A Fresher’s Guide to Decode The Credit Card Terminologies & Jargons
by Arina Smith Loans & Credit 16 March 2020
The Credit Card Terminologies & Jargons
Credit cards have become an integral part of most of us. Even those who do not have it, know just about enough what it is. Many can learn about credit cards and how they function when used offline or online. SC’s credit card guide online provides useful information for those who are interested in getting a credit card for themselves. For many cardholders though, a credit card may come off with many terminologies they might not be familiar with. A proper understanding of credit card terminologies & jargons is necessary in order to take appropriate steps regarding your financial activities.
Let us take a look at this jargon with a view of understanding Credit Card Terminologies & Jargons.
Annual Fee is the amount that the lender charges on the credit card for the management of your account details comprising of each and every transaction done in a financial year. Although most credit cards come with an annual fee, the same is waived off after the user crosses a certain spending limit set by the credit card issuer.
A transaction fee is an additional amount that you have to pay for the various services you use apart from the usual ones. This can come while using the credit card in ATMs to withdraw money, making a late payment or exceeding the credit limit allotted to you.
This is the way through which lenders earn their major part of the income from issuing credit cards. Finance charges refer to the extra amount a cardholder has to pay along with the borrowed amount – be it the interest amount or any other fee.
Annual Percentage Rate
Annual Percentage Rate or APR is an annual representation of the interest rate applied on your credit card. If a cardholder fails to pay the borrowed amount back on time, the interest charged per month will be based on APR. Learn more about APR to know how it works.
In balance transfer, you move the current outstanding to another lender. Doing this will make your new lender pay the previous one and you can pay the new lender on a later date. If the new lender offers a better APR then it is considered wise to make a balance transfer. Though the thing to be noted is that the new lender or company may charge a one-time fee for paying off your loan from the old lender.
The credit history of a cardholder means a record of all his previous credit finances. How much amount he borrowed, from whom, for what purpose and how well he has paid his dues on time. A disciplined way of loan repayment leads to good credit history while defaulting impacts it negatively.
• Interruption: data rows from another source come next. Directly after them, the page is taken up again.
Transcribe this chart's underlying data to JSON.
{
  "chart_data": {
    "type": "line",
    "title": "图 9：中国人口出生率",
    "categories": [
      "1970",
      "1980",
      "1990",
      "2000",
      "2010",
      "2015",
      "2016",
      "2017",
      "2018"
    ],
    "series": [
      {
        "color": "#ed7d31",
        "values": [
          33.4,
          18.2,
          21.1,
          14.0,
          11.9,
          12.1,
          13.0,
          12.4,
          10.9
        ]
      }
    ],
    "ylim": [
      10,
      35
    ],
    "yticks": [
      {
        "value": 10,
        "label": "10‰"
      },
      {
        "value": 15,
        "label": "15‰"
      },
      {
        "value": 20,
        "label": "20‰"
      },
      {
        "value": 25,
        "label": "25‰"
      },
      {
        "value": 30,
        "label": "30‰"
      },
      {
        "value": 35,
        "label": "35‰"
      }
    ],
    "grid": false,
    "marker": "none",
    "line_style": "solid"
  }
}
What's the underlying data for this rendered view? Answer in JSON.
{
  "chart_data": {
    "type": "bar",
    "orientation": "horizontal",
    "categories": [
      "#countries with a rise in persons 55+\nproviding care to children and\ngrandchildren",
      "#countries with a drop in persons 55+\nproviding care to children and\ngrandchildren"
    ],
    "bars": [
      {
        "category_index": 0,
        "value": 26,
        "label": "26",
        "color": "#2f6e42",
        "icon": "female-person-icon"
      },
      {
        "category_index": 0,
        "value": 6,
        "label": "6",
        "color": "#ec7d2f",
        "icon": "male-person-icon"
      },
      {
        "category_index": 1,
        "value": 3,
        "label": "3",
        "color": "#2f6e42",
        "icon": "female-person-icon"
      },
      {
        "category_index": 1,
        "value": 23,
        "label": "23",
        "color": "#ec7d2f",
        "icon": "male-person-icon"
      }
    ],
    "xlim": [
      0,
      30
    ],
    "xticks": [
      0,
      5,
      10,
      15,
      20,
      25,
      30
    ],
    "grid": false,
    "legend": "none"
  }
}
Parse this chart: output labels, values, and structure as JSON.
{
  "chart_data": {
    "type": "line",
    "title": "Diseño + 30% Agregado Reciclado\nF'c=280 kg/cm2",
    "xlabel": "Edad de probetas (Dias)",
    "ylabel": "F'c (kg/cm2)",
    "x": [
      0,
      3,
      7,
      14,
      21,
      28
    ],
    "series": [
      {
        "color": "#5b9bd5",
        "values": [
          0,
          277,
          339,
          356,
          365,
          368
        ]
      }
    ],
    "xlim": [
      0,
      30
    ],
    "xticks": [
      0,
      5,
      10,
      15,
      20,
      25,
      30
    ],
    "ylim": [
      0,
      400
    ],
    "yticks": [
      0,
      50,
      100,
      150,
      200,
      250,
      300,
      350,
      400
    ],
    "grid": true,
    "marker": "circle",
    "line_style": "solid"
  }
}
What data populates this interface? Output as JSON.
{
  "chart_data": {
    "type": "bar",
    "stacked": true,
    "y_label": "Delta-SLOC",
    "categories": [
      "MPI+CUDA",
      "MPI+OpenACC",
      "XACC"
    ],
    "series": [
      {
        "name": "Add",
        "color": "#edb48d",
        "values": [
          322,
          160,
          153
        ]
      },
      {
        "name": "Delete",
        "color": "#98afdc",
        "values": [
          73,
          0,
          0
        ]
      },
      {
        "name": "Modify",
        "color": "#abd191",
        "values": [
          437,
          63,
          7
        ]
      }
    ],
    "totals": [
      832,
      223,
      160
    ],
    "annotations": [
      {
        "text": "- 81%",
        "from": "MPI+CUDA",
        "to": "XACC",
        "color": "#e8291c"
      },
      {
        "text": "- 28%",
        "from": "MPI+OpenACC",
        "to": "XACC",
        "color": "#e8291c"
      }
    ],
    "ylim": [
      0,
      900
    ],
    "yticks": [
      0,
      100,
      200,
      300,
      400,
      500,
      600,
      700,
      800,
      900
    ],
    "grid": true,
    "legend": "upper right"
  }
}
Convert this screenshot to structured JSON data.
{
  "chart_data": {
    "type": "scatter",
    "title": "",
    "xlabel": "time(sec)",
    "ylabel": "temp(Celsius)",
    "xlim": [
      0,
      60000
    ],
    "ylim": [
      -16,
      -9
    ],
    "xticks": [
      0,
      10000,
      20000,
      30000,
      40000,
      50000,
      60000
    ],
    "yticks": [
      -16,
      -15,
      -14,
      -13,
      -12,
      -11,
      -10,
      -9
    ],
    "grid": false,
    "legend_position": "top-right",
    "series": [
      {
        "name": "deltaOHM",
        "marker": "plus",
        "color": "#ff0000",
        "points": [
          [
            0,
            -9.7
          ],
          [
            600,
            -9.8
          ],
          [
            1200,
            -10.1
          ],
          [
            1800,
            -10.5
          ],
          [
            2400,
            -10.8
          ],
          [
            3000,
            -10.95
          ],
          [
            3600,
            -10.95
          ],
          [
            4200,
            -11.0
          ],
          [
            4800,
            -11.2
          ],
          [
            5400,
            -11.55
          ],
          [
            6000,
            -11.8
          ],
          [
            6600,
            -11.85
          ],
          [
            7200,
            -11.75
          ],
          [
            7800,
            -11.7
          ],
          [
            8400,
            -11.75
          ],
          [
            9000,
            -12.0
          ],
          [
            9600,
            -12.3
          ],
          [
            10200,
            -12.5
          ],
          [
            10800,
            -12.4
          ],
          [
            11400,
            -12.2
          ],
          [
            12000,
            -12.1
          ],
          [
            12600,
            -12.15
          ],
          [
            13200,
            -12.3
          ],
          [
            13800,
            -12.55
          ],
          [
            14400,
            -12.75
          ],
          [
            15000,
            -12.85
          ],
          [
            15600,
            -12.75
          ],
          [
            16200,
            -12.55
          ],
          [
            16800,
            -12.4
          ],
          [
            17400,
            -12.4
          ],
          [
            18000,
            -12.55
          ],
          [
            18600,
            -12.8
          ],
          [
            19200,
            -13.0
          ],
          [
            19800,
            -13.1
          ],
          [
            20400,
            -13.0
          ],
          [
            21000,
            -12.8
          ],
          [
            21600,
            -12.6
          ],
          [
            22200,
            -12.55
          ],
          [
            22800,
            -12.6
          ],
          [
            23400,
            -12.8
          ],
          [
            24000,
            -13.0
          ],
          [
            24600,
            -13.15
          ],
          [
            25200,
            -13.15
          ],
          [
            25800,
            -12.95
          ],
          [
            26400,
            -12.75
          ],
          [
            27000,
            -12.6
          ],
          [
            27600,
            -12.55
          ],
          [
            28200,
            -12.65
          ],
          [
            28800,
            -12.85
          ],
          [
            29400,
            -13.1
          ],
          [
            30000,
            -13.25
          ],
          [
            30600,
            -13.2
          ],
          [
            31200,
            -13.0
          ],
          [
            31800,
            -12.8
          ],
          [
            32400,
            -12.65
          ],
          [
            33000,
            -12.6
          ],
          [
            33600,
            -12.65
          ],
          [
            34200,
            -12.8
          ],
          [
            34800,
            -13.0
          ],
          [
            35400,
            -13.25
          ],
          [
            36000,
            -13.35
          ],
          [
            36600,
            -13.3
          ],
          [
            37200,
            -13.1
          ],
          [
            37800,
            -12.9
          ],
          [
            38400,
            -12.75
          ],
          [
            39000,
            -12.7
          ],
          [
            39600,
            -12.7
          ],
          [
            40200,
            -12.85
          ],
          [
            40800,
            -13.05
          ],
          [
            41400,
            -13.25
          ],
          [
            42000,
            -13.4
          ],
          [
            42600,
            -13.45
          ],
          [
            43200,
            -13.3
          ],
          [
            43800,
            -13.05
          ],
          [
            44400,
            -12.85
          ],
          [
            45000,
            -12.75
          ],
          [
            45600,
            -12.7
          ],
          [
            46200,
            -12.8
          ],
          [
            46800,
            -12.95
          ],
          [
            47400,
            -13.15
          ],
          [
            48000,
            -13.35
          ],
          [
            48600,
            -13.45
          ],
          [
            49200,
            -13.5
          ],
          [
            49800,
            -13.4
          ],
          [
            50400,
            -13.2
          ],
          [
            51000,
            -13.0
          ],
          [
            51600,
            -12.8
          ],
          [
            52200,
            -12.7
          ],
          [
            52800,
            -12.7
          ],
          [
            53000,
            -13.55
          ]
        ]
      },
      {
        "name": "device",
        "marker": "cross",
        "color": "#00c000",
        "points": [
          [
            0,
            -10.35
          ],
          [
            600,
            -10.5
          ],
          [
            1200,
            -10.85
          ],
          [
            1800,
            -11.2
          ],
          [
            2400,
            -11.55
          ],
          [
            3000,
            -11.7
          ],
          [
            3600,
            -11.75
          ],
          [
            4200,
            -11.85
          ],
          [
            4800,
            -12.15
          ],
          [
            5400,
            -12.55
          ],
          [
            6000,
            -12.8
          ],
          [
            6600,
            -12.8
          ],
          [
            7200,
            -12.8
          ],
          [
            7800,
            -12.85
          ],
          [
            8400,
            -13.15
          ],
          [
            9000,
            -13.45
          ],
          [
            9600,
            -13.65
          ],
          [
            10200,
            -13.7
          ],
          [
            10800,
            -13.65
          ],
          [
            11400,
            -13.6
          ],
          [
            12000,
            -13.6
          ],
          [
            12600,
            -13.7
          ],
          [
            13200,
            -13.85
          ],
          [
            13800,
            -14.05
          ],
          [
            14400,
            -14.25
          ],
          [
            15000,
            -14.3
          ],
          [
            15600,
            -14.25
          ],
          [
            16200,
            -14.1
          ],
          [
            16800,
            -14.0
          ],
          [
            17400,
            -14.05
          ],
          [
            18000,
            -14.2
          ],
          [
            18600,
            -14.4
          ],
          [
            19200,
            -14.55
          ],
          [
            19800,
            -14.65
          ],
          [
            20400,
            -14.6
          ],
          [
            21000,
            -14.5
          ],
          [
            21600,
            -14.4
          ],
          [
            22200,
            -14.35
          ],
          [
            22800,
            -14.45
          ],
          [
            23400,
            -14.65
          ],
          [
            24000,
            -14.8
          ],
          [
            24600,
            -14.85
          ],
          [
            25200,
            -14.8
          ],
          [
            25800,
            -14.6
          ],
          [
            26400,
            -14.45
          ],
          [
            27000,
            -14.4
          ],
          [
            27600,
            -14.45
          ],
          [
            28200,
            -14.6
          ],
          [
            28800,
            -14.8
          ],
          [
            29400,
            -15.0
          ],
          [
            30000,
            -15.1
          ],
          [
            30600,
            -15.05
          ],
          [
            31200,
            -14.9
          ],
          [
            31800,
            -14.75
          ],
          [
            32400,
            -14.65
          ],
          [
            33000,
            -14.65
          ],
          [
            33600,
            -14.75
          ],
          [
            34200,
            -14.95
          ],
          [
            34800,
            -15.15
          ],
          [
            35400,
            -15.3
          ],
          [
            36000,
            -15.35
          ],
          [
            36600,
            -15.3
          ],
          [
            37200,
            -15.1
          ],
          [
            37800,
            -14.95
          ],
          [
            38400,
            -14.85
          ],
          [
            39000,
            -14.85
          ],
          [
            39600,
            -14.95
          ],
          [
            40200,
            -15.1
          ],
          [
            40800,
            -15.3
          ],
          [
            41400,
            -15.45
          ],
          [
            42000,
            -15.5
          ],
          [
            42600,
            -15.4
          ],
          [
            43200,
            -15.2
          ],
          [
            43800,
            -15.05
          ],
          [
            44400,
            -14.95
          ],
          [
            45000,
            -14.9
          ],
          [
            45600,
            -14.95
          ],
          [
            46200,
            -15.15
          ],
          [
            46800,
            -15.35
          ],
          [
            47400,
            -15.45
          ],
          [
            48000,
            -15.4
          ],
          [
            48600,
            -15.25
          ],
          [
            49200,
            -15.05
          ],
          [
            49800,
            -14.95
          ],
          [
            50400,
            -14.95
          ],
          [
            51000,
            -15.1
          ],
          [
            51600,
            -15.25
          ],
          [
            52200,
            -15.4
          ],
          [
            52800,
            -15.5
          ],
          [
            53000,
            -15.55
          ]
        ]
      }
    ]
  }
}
Credit limit refers to the maximum amount extended to a borrower which he can spend. If he spends more than the credit limit permits him, the lender will charge a fee.
It is always suggested to not spend more than 30% of your credit limit as this impacts your credit score. Limiting credit spending ensures the lender that you will be able to pay back the borrowed sum.
The credit score, primarily the CIBIL score, determines the quantitative ability of yours to pay back the credit amount on time. The higher the score the better will be your reputation in the financial market. With a high score, the chances of getting a loan at low APR increases.
Due date is the last date for payment on which your borrowed sum will be taken back without any interest or fee. Missing on a due date means that the credit card holder will have to pay an agreed fee or interest for defaulting the payment. Online payment for your credit card debt is a better option for it will reflect faster in your financial statement for the month.
Grace period refers to the time allotted to a new credit card owner during which no charges or interest rates are applicable. The period starts from the first billing cycle and generally runs for 20 to 25 days.
The introductory rate refers to the credit period. Usually, the initial few months or a year, when the APR is highly minimal or even zero. Post this period, the APR changes usually increases.
Minimum Payment is the nominal amount you necessarily have to pay. So that your account does not go into the defaulter’s list. This amount is a small percentage (somewhere around 2%) of the amount you borrowed in the month.
Getting familiar with these terms should be a must for all the credit card owners. It often happens that you are not aware of some charges applied to your account for reasons you do not know about them. Knowing about all the credit card terminologies thoroughly will help you avoid this situation and tackle any problem as soon as it occurs.